La Fiscalía General de la Nación imputó cargos a la alcaldesa de Ibagué, Johana Aranda, y a otras cuatro personas por presuntas irregularidades en un contrato suscrito en 2024 para el suministro de alimentos destinados a los animales del Centro de Atención y Protección Animal (CAPA). Ninguno de los procesados aceptó los cargos.
La audiencia se realizó ante el Juzgado 17 Penal Municipal con Función de Control de Garantías de Ibagué. Además de la mandataria, fueron imputados la asesora de despacho Johana Carolina Veloza Guio, la abogada de la Secretaría de Gobierno Jessika Soto Salas, el exsecretario de Gobierno Edward Amaya Márquez y el contratista Ernesto Alfonso Quiroga.
Según la investigación de la Fiscalía y el Grupo Anticorrupción de la DIJIN, el contrato habría sido direccionado a favor de una empresa que no contaba con experiencia relacionada con el suministro de alimentos para animales y cuya actividad principal correspondía a servicios de aseo. El ente acusador también señaló presuntas irregularidades en los estudios previos y en el proceso de selección de oferentes.
De acuerdo con las pesquisas, se habrían elaborado estudios con valores superiores a los del mercado y solicitado cotizaciones únicamente a dos empresas cuyos representantes tendrían vínculos familiares, lo que habría afectado la pluralidad de oferentes exigida por la normativa. Asimismo, la Fiscalía sostuvo que algunos de los productos entregados no corresponderían a los requeridos en el contrato.

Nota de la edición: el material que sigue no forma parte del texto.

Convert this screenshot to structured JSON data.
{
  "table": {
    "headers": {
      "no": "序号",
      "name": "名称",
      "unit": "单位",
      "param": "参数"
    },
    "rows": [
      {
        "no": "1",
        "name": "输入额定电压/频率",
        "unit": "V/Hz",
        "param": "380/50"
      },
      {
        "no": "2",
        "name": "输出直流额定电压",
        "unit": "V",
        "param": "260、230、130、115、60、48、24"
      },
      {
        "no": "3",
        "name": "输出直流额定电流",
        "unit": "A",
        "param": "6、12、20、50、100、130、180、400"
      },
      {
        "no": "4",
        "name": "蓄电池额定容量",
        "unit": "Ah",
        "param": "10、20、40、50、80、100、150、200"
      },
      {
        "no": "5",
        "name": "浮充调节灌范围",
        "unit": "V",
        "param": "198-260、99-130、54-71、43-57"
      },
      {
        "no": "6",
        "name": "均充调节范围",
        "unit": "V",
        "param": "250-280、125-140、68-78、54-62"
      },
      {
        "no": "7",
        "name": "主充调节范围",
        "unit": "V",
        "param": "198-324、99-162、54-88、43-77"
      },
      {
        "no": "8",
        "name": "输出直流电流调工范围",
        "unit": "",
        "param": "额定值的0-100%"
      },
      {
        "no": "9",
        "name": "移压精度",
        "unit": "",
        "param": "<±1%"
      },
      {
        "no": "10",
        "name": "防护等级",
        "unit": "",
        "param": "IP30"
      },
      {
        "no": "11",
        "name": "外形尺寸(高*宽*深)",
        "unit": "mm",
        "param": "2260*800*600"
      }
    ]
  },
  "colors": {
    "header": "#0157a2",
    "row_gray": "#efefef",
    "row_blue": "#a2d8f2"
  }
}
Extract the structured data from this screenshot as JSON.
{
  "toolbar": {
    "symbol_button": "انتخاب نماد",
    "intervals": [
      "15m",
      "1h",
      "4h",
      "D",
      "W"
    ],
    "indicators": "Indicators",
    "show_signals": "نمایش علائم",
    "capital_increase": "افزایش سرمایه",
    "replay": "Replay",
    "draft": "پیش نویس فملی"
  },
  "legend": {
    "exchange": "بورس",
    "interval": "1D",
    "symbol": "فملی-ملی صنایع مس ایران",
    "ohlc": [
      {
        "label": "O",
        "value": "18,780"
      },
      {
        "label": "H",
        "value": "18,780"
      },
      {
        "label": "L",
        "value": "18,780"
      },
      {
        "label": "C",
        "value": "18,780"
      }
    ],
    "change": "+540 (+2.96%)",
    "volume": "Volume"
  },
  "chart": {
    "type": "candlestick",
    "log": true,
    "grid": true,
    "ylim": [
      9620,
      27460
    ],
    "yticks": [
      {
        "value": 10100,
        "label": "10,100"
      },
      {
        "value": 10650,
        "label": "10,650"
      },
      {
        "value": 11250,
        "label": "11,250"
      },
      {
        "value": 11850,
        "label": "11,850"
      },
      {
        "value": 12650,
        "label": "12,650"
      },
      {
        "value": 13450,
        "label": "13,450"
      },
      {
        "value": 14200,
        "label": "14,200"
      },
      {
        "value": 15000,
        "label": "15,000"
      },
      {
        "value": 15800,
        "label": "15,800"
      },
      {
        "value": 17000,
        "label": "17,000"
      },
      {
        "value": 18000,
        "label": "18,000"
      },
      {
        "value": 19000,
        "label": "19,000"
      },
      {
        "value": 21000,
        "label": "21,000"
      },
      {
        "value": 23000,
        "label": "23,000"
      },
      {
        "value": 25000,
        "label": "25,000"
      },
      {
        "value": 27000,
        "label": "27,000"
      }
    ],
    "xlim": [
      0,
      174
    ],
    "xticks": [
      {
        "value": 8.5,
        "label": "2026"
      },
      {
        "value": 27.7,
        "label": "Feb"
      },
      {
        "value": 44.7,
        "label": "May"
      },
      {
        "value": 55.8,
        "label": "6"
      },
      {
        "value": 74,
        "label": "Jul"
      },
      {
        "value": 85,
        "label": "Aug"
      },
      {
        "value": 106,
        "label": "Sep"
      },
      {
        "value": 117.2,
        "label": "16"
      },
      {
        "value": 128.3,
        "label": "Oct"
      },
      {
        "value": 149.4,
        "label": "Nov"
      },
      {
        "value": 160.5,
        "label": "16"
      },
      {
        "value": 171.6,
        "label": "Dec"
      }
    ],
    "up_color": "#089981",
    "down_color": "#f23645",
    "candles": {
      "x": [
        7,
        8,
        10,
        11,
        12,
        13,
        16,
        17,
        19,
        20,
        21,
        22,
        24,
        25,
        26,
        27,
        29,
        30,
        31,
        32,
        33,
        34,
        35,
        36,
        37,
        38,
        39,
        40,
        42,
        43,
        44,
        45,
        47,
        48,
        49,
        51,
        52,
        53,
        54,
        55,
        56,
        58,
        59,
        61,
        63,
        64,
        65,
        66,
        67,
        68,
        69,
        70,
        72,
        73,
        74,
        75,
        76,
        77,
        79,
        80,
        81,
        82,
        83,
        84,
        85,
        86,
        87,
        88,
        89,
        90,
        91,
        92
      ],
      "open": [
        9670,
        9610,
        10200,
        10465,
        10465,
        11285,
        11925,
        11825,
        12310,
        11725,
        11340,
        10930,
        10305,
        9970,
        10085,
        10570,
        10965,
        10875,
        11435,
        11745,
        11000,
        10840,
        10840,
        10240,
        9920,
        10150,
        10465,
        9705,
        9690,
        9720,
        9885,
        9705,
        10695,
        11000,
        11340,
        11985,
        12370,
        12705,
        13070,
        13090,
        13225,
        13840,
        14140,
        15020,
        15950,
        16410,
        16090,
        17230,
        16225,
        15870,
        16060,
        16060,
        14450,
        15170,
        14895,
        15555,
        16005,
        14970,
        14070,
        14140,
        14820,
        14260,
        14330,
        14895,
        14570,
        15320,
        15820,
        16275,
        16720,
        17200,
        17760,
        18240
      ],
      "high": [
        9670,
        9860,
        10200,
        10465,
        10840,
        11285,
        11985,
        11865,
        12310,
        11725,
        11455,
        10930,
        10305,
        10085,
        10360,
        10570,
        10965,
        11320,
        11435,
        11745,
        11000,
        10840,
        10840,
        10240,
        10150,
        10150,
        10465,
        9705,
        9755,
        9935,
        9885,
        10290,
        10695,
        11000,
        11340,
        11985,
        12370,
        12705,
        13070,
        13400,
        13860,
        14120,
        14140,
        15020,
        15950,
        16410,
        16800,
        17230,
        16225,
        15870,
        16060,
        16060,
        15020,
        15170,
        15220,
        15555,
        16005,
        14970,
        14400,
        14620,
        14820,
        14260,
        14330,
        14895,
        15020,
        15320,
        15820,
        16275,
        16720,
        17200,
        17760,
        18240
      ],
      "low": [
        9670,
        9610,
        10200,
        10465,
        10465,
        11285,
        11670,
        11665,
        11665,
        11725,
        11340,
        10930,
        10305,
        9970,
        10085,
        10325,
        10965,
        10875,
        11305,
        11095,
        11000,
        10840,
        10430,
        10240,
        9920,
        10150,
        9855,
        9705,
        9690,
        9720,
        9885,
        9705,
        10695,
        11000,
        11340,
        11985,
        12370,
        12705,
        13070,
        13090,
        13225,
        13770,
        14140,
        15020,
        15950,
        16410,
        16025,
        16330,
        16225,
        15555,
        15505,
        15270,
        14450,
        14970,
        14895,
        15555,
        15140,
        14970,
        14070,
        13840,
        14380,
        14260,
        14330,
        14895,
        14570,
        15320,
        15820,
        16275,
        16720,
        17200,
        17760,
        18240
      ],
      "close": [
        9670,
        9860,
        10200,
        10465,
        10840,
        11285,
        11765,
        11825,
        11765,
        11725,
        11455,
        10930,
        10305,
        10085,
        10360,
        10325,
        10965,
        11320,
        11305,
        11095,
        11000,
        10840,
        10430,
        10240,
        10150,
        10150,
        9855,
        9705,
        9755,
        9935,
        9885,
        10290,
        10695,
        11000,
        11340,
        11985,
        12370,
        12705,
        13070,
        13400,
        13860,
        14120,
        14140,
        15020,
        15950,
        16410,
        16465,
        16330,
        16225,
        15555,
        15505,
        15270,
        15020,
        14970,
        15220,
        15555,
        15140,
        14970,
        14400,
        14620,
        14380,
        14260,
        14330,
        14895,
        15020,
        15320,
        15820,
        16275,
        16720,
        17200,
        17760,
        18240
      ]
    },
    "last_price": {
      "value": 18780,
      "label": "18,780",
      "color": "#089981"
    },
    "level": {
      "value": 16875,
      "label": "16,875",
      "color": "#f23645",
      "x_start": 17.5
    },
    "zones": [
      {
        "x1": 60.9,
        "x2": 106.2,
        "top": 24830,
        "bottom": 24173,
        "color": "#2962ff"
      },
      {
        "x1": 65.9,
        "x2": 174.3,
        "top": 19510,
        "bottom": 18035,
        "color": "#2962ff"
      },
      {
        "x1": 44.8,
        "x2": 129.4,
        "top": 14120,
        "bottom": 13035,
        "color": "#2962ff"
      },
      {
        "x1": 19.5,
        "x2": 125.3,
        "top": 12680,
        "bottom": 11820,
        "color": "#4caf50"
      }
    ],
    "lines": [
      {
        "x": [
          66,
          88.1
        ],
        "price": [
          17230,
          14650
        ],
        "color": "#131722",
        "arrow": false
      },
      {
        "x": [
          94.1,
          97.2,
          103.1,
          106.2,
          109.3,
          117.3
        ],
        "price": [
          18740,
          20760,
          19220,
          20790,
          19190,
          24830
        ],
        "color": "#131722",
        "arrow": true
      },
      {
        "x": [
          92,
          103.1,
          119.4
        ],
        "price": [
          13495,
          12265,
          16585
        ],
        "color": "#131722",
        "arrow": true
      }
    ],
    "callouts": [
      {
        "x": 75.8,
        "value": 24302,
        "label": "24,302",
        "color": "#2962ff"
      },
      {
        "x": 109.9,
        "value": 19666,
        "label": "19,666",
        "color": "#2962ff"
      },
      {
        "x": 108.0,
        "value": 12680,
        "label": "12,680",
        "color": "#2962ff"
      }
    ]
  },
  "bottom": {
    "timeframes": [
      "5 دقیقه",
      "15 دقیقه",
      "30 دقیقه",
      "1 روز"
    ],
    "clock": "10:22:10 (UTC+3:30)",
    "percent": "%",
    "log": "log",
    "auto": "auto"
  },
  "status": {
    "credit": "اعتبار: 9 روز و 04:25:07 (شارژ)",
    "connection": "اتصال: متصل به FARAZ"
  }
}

La investigación señala que estas actuaciones habrían permitido favorecer al contratista, quien presuntamente obtuvo cerca de 34,9 millones de pesos en sobrecostos. Por estos hechos, la Fiscalía imputó, según la participación de cada involucrado, los delitos de interés indebido en la celebración de contratos, contrato sin cumplimiento de requisitos legales y peculado por apropiación en favor de terceros.